The Narrator seems, in the prologue and epilogue, on the verge of another revelation; he seems to be at a place where he feels as though his work has only just begun. Certainly he was sent underground by a great revelation, but he has more to learn. The process of moving out of ideology is arduous, and Adorno says it is impossible. However, as people who are at all times acted upon by the forces and machinations of ideology, we can maintain a spiritual and intellectual identity that is singular to ourselves. One way to access that identity is unconsciously through dreams. The Narrator may have broken free of the dogmatic snares of the Brotherhood, his memory of his grandfather, Bledsoe and Norton, and Ras, but he still seems, as demonstrated in the reefer dream, to be coming to terms with his past and how he will let that part of himself become part of his newfound “freedom.” When he asks, “Old woman, what is this freedom you love so well?” (11), it seems that he is still taking steps toward understanding that he has found his own freedom—a freedom from ideology.
Works Cited
Althusser, Louis. Ideology and Ideological State Apparatuses, excerpted. In Norton Anthology of Theory and Criticism, 2nd ed. Vincent B. Leitch, ed. New York: Norton, 2010. 1335-1361. Print.
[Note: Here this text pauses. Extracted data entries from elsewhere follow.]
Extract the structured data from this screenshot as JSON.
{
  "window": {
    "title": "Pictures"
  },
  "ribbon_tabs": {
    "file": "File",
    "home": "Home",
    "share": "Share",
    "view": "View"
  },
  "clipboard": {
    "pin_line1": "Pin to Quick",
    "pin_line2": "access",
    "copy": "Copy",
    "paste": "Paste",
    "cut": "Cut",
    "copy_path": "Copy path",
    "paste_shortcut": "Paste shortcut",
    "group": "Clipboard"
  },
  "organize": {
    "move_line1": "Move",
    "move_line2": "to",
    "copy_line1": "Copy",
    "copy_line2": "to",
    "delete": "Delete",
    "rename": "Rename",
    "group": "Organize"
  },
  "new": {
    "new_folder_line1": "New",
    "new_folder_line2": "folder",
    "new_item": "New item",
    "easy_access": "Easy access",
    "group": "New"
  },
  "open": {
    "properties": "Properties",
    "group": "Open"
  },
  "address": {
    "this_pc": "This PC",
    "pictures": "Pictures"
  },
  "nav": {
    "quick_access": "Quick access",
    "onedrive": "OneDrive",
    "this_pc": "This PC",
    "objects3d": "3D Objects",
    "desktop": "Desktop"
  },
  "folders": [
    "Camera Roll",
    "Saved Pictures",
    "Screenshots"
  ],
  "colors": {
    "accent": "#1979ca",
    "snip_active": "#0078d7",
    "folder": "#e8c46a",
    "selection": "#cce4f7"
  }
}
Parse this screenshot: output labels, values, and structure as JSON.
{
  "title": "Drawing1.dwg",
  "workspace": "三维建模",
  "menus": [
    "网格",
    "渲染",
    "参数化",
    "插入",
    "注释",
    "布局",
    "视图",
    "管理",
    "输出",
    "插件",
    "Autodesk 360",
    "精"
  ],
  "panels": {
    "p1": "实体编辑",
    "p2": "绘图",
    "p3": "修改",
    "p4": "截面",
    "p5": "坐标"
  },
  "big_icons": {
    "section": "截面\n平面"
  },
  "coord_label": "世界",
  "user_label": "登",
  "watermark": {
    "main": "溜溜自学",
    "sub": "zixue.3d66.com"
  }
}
Ellison, Ralph. The Invisible Man. New York: Modern Library, 1994. Print.
Freud, Sigmund. On Dreams. New York: Rebman, 1914. Print.
Lee, Raymond L.M. “The Self, Lucid Dreaming, and Postmodern Identity.” Pomo. Dreamgate.com. 2002. Web. 20 April 2015.
Marx, Karl and Friedrich Engels. “The German Ideology, Part I.” The Marx-Engels Reader, 2nd ed. Robert C. Tucker, ed. New York: Norton, 1978. 146-203. Print.
Žižek, Slavoj. “Freud Lives!” Slavoj Žižek Faculty Home Page. The European Graduate School. 25 May 2006. Web. 20 April 2015.